Em mais uma edição do Momento IDM Cardio, na Princesa FM, o cardiologista Dr. Israel Reis abordou um tema cada vez mais atual e preocupante: “O perigo de trocar evidência por opinião”. Durante a entrevista, o médico destacou os riscos de se basear em achismos e informações disseminadas nas redes sociais em vez de confiar em estudos científicos e orientações médicas fundamentadas.

“Nós vivemos o momento de maior volume de informações em saúde da história, mas também o de maior desinformação”, alertou Dr. Israel. Segundo ele, a chamada “infodemia” — termo utilizado pela Organização Mundial da Saúde — tem se tornado um desafio global.

“Todo mundo quer dar opinião, mas em medicina existe um risco enorme quando se troca o ‘eu acho’ pelo ‘eu posso provar’”, destacou.

O médico lembrou que a ciência é construída com base em métodos, rigor e comprovação, e que não há atalhos no conhecimento científico.

“A ciência é demorada, cheia de dúvidas, mas foi ela que nos trouxe até aqui. Já a opinião é rápida, atraente e muitas vezes perigosa”, observou.

Durante a conversa, Dr. Israel citou exemplos de pacientes que colocam a saúde em risco ao abandonar tratamentos comprovados cientificamente por alternativas sem evidências.

“Há relatos de pessoas que deixaram o tratamento do câncer para seguir terapias alternativas e acabaram morrendo por isso”, lamentou.

Ele destacou ainda que essa prática não só coloca vidas em perigo, como gera prejuízo financeiro e descredibiliza a medicina.

“Muitos pacientes usam fórmulas com várias substâncias sem saber para que servem. Gastam muito dinheiro e, no fim, não sabem nem o que estão tomando nem se aquilo faz efeito”, criticou.

Dr. Israel lembrou que durante a pandemia da Covid-19, uma grande parte das informações falsas em saúde teve origem em pessoas sem formação adequada.

“Estudos mostraram que 60% das fake news em saúde vieram de pseudo profissionais — gente com boa aparência e muitos seguidores, mas sem nenhuma formação médica”, explicou.

Para ele, esse fenômeno é alimentado pela facilidade com que opiniões sem base científica viralizam nas redes.

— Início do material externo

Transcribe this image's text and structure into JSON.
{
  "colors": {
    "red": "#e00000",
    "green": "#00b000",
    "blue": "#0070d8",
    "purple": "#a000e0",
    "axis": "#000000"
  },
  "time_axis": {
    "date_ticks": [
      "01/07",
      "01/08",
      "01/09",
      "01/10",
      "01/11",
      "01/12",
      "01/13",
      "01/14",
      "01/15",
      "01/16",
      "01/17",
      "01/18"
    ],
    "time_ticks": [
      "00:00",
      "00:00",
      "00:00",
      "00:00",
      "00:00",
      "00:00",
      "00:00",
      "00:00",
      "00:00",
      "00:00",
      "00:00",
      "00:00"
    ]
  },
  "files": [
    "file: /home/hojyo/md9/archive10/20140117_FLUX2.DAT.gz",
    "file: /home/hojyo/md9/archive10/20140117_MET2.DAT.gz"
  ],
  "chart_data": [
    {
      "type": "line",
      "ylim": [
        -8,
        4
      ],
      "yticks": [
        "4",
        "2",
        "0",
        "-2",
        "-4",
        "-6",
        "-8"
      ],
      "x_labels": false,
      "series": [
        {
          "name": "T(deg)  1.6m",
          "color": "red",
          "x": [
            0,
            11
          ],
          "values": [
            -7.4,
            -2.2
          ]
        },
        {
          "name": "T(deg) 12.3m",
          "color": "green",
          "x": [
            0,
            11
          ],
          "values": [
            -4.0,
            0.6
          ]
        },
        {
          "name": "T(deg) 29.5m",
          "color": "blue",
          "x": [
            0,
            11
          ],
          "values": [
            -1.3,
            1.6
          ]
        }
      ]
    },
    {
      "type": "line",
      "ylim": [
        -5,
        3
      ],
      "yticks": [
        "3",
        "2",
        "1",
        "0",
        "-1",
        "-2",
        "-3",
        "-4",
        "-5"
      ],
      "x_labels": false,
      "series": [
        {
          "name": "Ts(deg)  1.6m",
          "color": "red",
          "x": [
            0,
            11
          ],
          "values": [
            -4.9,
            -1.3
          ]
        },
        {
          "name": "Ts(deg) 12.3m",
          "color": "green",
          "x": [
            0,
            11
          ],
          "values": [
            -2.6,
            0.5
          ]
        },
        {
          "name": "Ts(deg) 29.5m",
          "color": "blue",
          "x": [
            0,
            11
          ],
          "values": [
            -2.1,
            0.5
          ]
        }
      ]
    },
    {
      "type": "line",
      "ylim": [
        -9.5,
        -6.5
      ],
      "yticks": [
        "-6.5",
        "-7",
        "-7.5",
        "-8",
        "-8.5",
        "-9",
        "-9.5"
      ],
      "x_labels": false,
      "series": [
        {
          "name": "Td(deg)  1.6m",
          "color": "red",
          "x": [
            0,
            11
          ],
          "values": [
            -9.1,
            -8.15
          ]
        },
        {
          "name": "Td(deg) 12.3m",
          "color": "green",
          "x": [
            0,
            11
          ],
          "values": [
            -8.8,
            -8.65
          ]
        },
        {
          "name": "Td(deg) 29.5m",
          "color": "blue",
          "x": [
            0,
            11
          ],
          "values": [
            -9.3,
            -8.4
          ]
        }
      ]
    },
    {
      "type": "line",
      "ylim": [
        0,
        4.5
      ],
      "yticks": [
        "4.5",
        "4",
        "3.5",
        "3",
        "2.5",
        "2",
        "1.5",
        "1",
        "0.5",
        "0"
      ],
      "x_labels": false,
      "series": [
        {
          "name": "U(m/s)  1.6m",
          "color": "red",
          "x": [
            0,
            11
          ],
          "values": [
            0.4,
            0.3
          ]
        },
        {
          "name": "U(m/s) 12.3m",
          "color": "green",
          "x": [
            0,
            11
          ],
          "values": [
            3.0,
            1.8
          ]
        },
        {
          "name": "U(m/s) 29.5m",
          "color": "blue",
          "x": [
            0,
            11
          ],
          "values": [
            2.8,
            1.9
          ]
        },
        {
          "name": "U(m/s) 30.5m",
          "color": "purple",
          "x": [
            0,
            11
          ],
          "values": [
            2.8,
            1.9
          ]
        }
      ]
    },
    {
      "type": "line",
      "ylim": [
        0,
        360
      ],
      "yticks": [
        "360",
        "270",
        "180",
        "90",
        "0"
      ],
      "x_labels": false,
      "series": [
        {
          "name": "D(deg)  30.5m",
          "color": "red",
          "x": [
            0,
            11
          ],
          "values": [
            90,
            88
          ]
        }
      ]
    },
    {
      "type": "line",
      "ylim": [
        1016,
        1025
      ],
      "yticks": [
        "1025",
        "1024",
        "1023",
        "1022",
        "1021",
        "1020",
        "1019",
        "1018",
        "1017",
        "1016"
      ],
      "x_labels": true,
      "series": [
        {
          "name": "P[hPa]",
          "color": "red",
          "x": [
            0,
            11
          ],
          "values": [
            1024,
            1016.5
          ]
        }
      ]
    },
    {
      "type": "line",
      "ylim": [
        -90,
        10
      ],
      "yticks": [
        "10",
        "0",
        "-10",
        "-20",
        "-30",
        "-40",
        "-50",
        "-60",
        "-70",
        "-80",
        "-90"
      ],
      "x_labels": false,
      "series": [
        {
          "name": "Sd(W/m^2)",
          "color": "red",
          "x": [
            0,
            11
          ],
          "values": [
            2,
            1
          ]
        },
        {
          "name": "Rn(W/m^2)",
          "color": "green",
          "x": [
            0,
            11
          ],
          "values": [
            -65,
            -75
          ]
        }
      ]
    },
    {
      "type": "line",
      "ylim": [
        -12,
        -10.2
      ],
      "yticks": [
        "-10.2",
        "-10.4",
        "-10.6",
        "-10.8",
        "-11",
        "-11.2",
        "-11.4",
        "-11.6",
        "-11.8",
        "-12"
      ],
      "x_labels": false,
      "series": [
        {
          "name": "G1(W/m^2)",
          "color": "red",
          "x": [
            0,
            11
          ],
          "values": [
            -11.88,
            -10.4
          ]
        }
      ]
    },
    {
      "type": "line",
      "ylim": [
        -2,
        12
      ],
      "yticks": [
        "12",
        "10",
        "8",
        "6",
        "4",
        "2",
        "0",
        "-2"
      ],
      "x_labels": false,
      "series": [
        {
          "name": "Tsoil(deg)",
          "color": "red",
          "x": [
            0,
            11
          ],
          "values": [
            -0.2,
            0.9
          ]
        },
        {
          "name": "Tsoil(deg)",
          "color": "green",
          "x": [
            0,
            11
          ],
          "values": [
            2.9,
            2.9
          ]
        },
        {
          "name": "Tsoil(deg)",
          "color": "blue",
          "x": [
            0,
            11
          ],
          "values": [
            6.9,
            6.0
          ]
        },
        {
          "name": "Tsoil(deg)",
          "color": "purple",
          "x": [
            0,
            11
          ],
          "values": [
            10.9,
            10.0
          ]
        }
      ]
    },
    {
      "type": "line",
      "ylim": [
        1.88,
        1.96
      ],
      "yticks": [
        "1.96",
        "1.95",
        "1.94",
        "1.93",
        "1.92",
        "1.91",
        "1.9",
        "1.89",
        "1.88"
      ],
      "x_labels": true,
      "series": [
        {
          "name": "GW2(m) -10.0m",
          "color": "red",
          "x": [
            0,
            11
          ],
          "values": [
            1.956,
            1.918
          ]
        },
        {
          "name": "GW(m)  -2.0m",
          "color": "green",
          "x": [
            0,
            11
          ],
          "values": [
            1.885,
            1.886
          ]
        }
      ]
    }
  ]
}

“A opinião vende o atalho: promete emagrecer 30 quilos em três meses, curar doenças de forma milagrosa. A evidência, por outro lado, mostra resultados reais, mas demorados e isso não viraliza”, observou.

Questionado sobre o que pode ser feito para combater a desinformação, o cardiologista defendeu maior atuação dos conselhos de classe e o fortalecimento da educação científica entre os pacientes.

“Os conselhos de medicina, nutrição, fisioterapia precisam agir com mais firmeza, mas também dependem de denúncias da população. É preciso reportar os falsos profissionais”, ressaltou.

Ele também incentivou que os pacientes se informem e questionem seus médicos.

“Antes de acreditar em um vídeo bonito ou num discurso emocionado, procure saber quem está falando. Busque o CRM, veja se o profissional segue diretrizes reconhecidas. Pergunte: quais estudos embasam o tratamento? Quais são as evidências?”, orientou.

Dr. Israel reforçou que o compromisso do médico deve ser sempre com a ciência e com o bem-estar do paciente.

“Se eu não sigo aquilo que está comprovado, não estou cuidando verdadeiramente do meu paciente. E há um princípio básico na medicina: se você não pode fazer o bem, não faça o mal. Só isso já é um grande passo”, concluiu.